ПРЕДИСЛОВИЕ
Несчастье сваливается на
голову тогда, когда меньше всего ожидаешь подвоха от судьбы. Удар под дых.
Сердце останавливается. Дыхание замирает. Кажется, будто планета перестает вращаться.
Кто-то всемогущий ставит жизнь, саму Вселенную на паузу.
Мгновение…
Никогда бы не подумала,
что оно может длиться вечность.
Никогда бы не
представила, что наступит день, час, когда я узнаю о вечности, затаившемся в
одном мгновении.
Мама твердила, что
любовь — это болезнь. Чуть ли не грехом считала это чувство, хотя сама когда-то
была «больна» моим отцом. Он предал ее и бросил нас, не удивительно, что она
разочаровалась в мужском роде, и с ранних лет мне беспрестанно твердила, что я
непременно прочувствую подобное на себе.
Мама не верила в Архипа,
моего мужа. Фыркала моему счастью в лицо, приговаривая: «Обманет, бросит,
уйдет…». Здравый ум чудом не покинул меня после стольких ее попыток «вразумить»,
и я оставалась верна своему выбору.
— Попомни мои слова, дочка. Они все
одинаковы, — сказала она с печалью и сочувствием, после чего я захлопнула
перед ее носом дверь своего нового дома. Нашего с Архипом дома.
Я прекратила общение с
матерью. «Переболела» своей привязанностью к ней. Научилась жизни без маминого
слова, совета, присутствия, и растворилась в жизни с любимым мужчиной.
Поглощенная созданием и укреплением собственной семьи, и вовсе утратила связь с
мамой. Без ее токсичности дышалось легче, но тяжесть на груди никуда не
исчезала. Чувство вины неистребимым грузом я тащила из года в год на своих
плечах, сотни и тысячи раз ловя себя на мысли, что нам необходимо помириться.

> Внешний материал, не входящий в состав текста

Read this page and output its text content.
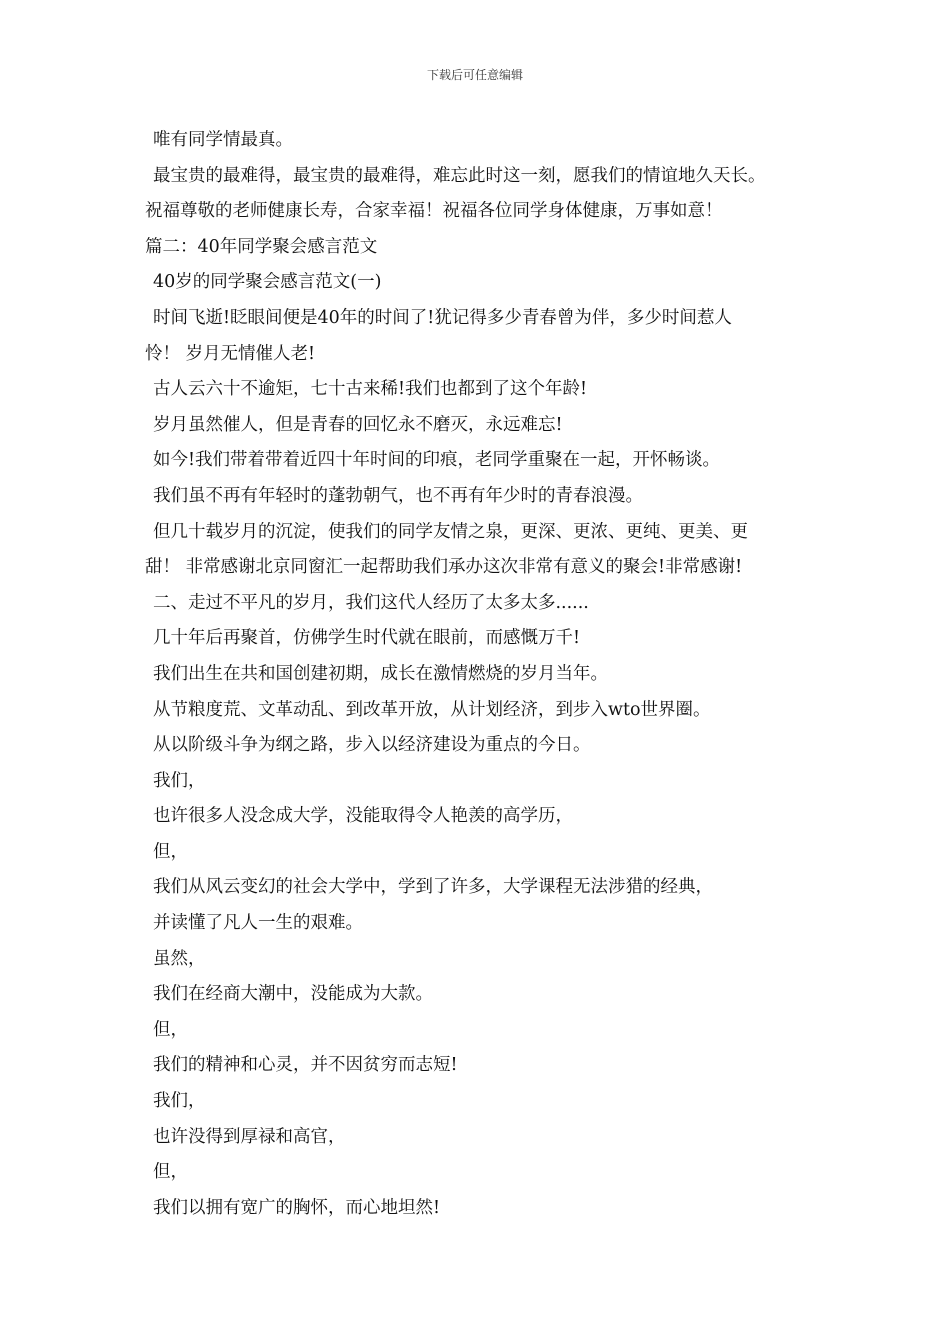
下载后可任意编辑
唯有同学情最真。
最宝贵的最难得，最宝贵的最难得，难忘此时这一刻，愿我们的情谊地久天长。
祝福尊敬的老师健康长寿，合家幸福！祝福各位同学身体健康，万事如意！
篇二：40年同学聚会感言范文
40岁的同学聚会感言范文(一)
时间飞逝!眨眼间便是40年的时间了!犹记得多少青春曾为伴，多少时间惹人
怜！ 岁月无情催人老!
古人云六十不逾矩，七十古来稀!我们也都到了这个年龄!
岁月虽然催人，但是青春的回忆永不磨灭，永远难忘!
如今!我们带着带着近四十年时间的印痕，老同学重聚在一起，开怀畅谈。
我们虽不再有年轻时的蓬勃朝气，也不再有年少时的青春浪漫。
但几十载岁月的沉淀，使我们的同学友情之泉，更深、更浓、更纯、更美、更
甜！ 非常感谢北京同窗汇一起帮助我们承办这次非常有意义的聚会!非常感谢!
二、走过不平凡的岁月，我们这代人经历了太多太多......
几十年后再聚首，仿佛学生时代就在眼前，而感慨万千!
我们出生在共和国创建初期，成长在激情燃烧的岁月当年。
从节粮度荒、文革动乱、到改革开放，从计划经济，到步入wto世界圈。
从以阶级斗争为纲之路，步入以经济建设为重点的今日。
我们，
也许很多人没念成大学，没能取得令人艳羡的高学历，
但，
我们从风云变幻的社会大学中，学到了许多，大学课程无法涉猎的经典，
并读懂了凡人一生的艰难。
虽然，
我们在经商大潮中，没能成为大款。
但，
我们的精神和心灵，并不因贫穷而志短!
我们，
也许没得到厚禄和高官，
但，
我们以拥有宽广的胸怀，而心地坦然!
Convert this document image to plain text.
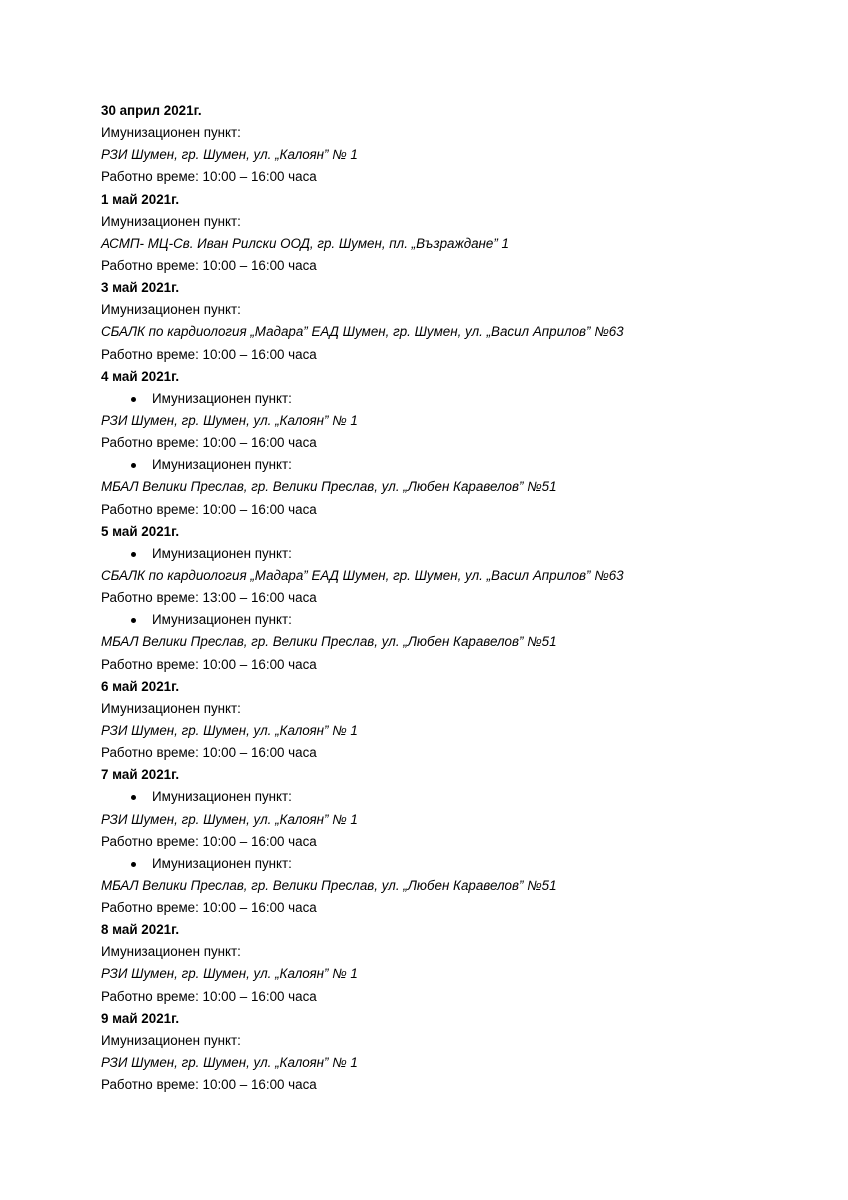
30 април 2021г.
Имунизационен пункт:
РЗИ Шумен, гр. Шумен, ул. „Калоян” № 1
Работно време: 10:00 – 16:00 часа
1 май 2021г.
Имунизационен пункт:
АСМП- МЦ-Св. Иван Рилски ООД, гр. Шумен, пл. „Възраждане” 1
Работно време: 10:00 – 16:00 часа
3 май 2021г.
Имунизационен пункт:
СБАЛК по кардиология „Мадара” ЕАД Шумен, гр. Шумен, ул. „Васил Априлов” №63
Работно време: 10:00 – 16:00 часа
4 май 2021г.
Имунизационен пункт:
РЗИ Шумен, гр. Шумен, ул. „Калоян” № 1
Работно време: 10:00 – 16:00 часа
Имунизационен пункт:
МБАЛ Велики Преслав, гр. Велики Преслав, ул. „Любен Каравелов” №51
Работно време: 10:00 – 16:00 часа
5 май 2021г.
Имунизационен пункт:
СБАЛК по кардиология „Мадара” ЕАД Шумен, гр. Шумен, ул. „Васил Априлов” №63
Работно време: 13:00 – 16:00 часа
Имунизационен пункт:
МБАЛ Велики Преслав, гр. Велики Преслав, ул. „Любен Каравелов” №51
Работно време: 10:00 – 16:00 часа
6 май 2021г.
Имунизационен пункт:
РЗИ Шумен, гр. Шумен, ул. „Калоян” № 1
Работно време: 10:00 – 16:00 часа
7 май 2021г.
Имунизационен пункт:
РЗИ Шумен, гр. Шумен, ул. „Калоян” № 1
Работно време: 10:00 – 16:00 часа
Имунизационен пункт:
МБАЛ Велики Преслав, гр. Велики Преслав, ул. „Любен Каравелов” №51
Работно време: 10:00 – 16:00 часа
8 май 2021г.
Имунизационен пункт:
РЗИ Шумен, гр. Шумен, ул. „Калоян” № 1
Работно време: 10:00 – 16:00 часа
9 май 2021г.
Имунизационен пункт:
РЗИ Шумен, гр. Шумен, ул. „Калоян” № 1
Работно време: 10:00 – 16:00 часа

Однако гордость мешала сделать первый шаг.
Как она могла быть
против Архипа? Против нас? Когда мы так сильно друг друга полюбили! Я злилась.
Я обижалась. Во время беременности Толенькой все же позвонила маме, предложила
мир. А она, узнав, что у нас с Архипом родится мальчик, сказала, что ничем не
может помочь, ведь он «женское проклятие».
Я поклялась себе, что не
буду такой матерью. Я буду справедливой, честной, понимающей. Я буду
прислушиваться к своему ребенку, я буду для него поддержкой и опорой.
Я не сильно горевала,
когда мама умерла. После месяцев затишья в глубине души я ее давно простила, но
цеплялась за старые обиды, боясь подпустить боль утраты слишком близко к
сердцу. Боялась утонуть, потеряться в скорби и начать самоедство за то, что не наступила
на горло собственному эго, пока еще была возможность наладить мосты. Другой
частью себя оправдывалась за бездействие, ведь такие люди, как моя мать, не
меняются. Непримиримы до последнего удара сердца.
Ужасно осознать спустя два
года счастливого брака, что моя токсичная мать была права.
ГЛАВА
ПЕРВАЯ
Когда мне
требовалось загрузить голову, я включала турецкие сериалы. Казалось бы, какая
здесь разгрузка? С такими-то страстями, бурлящими на берегах Босфора, и
коварными семейными интригами, что страшнее ада Данте. Шекспир, подвинься. Но
я, как и миллионы женщин по всему миру, ничего не могла поделать с этой тягой.
Под серию-другую
навести порядок в доме, сварить борщик или понежиться в ванне с пенкой,
расслабляясь после тяжелого дня (а вы думали, у матерей в декрете что ни день,
то сказка?). Чистое удовольствие. Муж моей любви к турецким сериалам не
разделял, но умилялся, как я порой залипала, выпадая из реальности, и бурно
реагировала на поступки героев. Надолго отвлекаться не получалось.
Полуторагодовалый сынишка и дела по дому держали меня в узде.
— Так-с. Муку
просеяли, масло с сахаром и желтками взбили, смесь в муку добавили, тесто
замесили. Что дальше? — я сдула с лица прядку и листнула книгу дальше. — Делим
тесто на две части, раскатываем, укладываем на дно выпечки… — прочла дальнейшие
шаги приготовления фирменного лимонного пирога рыжеволосой отчаянной
домохозяйки Бри Ван де Камп. — Сынок, все запомнил? — отложила телефон, который
держала… испачканными в муке руками, и подмигнула Толеньке.